Teammanagerbericht: Eintracht Südring II

03.11.2013

Unglaubliche Schiedsrichterleistung

Folgende LEISTUNGSTRÄGER fehlten heute gegen Mariendorf:
Hussam Chatwieh, Wasan Charoenrad, Mohammed Chaaban, Jannis Willim .

Dazu kam noch, dass Emir Hopic nur eine Halbzeit spielen konnte, er musste arbeiten gehen.
Verletzt oder krank: Patrick Grell, Patrick Ehlert, Jassin El-Zaarah und Adham Chaaban.

Vom Trainer eine Pause bekommen Daniel Czyplis.

Folgende Truppe konnte man noch zusammenbekommen:

Joachim Rahmann – Bayram Parlak - Emir Hopic (46. Ahmet Gülcek) – Emre Sen – Kaan Karabicak – Rene Buitkamp (79. Samet Kizil) – Tim Hochheim – Emir Aslan – Dennis Ehm – Murat Aslan (62. Serkan Kör) – Ademir Hopic.

53. Min. gelbe Karte: Tim Hochheim
55. Min. gelbe Karte Dennis Ehm
65. Min. rote Karte: Emre Sen
Keine Karten bei Mariendorf: Erstaunlich!!!!!

Leider musste die Eintracht heute mit einer ziemlich ersatzgeschwächten Mannschaft antreten, was man in den ersten 35 Minuten des Spiels auch sah. Trotzdem zeigte diese ersatzgeschwächte Truppe Moral und machte noch zur Halbzeit aus der 2:0 Führung der Gastgeber ein 2:2 durch Tore von Tim Hochheim und Emir Aslan.
Nun wollte man auch die drei Punkte entführen.

Doch die Kreuzberger hatten die Rechnung ohne den Schiedsrichter Kevin Haak gemacht, den durfte man schon dreimal in dieser Saison genießen. Er hat die Eintracht immer verpfiffen. Eigenartig ist auch, dass dieser Schiedsrichter fast immer bei den Spielen von Traber oder Mariendorf angesetzt wird. Na und dann, Ademir Hopic erzielte ein wunderschönes Tor zur 3:2 Führung, alle auf dem Platz auch die Mariendorfer haben gesehen dass es kein Abseits war, so klar stand Hopic nicht im Abseits. Der Schiedsrichter pfiff (und man kann hier Absicht unterstellen) Abseits. Unglaublicher Vorfall.

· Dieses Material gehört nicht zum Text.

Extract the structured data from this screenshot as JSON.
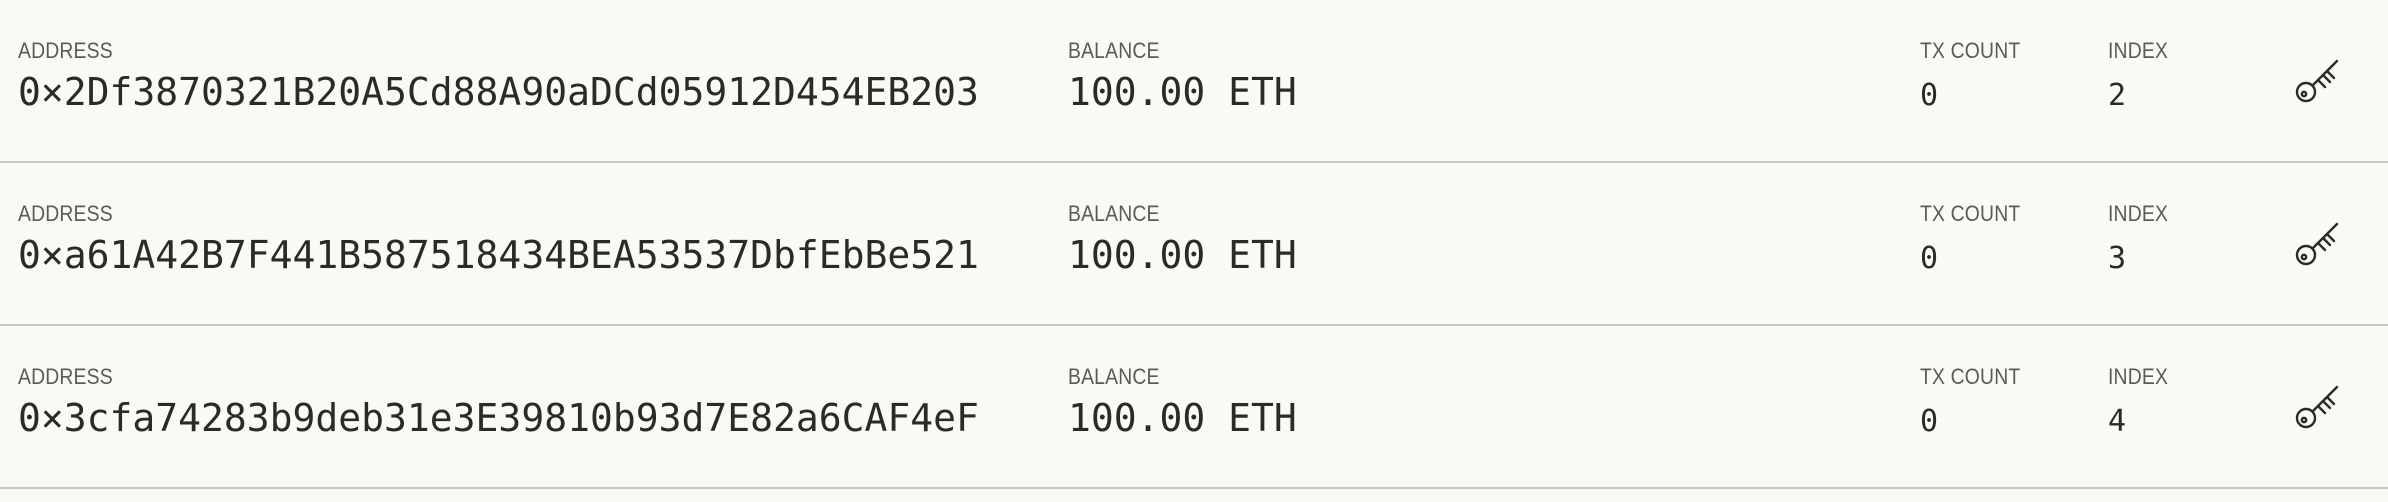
{
  "labels": {
    "address": "ADDRESS",
    "balance": "BALANCE",
    "tx_count": "TX COUNT",
    "index": "INDEX"
  },
  "accounts": [
    {
      "address": "0×2Df3870321B20A5Cd88A90aDCd05912D454EB203",
      "balance": "100.00 ETH",
      "tx_count": "0",
      "index": "2",
      "icon": "key-icon"
    },
    {
      "address": "0×a61A42B7F441B587518434BEA53537DbfEbBe521",
      "balance": "100.00 ETH",
      "tx_count": "0",
      "index": "3",
      "icon": "key-icon"
    },
    {
      "address": "0×3cfa74283b9deb31e3E39810b93d7E82a6CAF4eF",
      "balance": "100.00 ETH",
      "tx_count": "0",
      "index": "4",
      "icon": "key-icon"
    }
  ],
  "colors": {
    "background": "#faf9f6",
    "divider": "#c9c8c4",
    "label": "#5a5a57",
    "value": "#2b2a29"
  }
}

Dann raubte dieser Schiedsrichter den aufopferungsvoll kämpfenden Kreuzbergern auch noch den Spieler Emre Sen, der mit einer roten Karte bedacht wurde, angeblich wegen einer Tätlichkeit und einer Beleidigung. Emre Sen wurde von einem Mariendorfer Spieler absichtlich auf die Hand getreten (wahrscheinlich Bruch zweier Finger). Emre beschwerte sich zu Recht mit den Worten beim Gegenspieler:“Ay was macht du, du Pfeife.“ Daraufhin gibt der Schiedsrichter glatt rot.
Das war es dann. Mit nur zehn Mann schwanden nun zunehmend die Kräfte der Kreuzberger.Die Folge 3:2, 4:2 und 5:2 für Mariendorf, die wohl nie und nimmer in der Halbzeit daran gedacht hatten, dass Spiel mit 5:2 zu gewinnen, obwohl man mit Ulli Schmitz (Nr. 15) und und Lionel Krampah (Nr. 13) zwei 1. Männerspieler vom Mariendorfer SV aufbot. Es ist immer dasselbe.


Die Mariendorfer können sich jedenfalls beim Schiedsrichter bedanken, der sowohl vor dem Spiel mit den Spielern zusammenstand und auch nach dem Spiel genüsslich seine Bratwurst mit den Spielern aß. Die Kreuzberger täten gut daran, den Spielleiter zu informieren, bitte diesen Schiedsrichter nicht mehr angesetzt zu bekommen.
Für die Eintracht ein rabenschwarzer Sonntag, ein korrektes Tor „geklaut“, eine unberechtigte rote Karte, und mit leeren Händen nach Hause gefahren.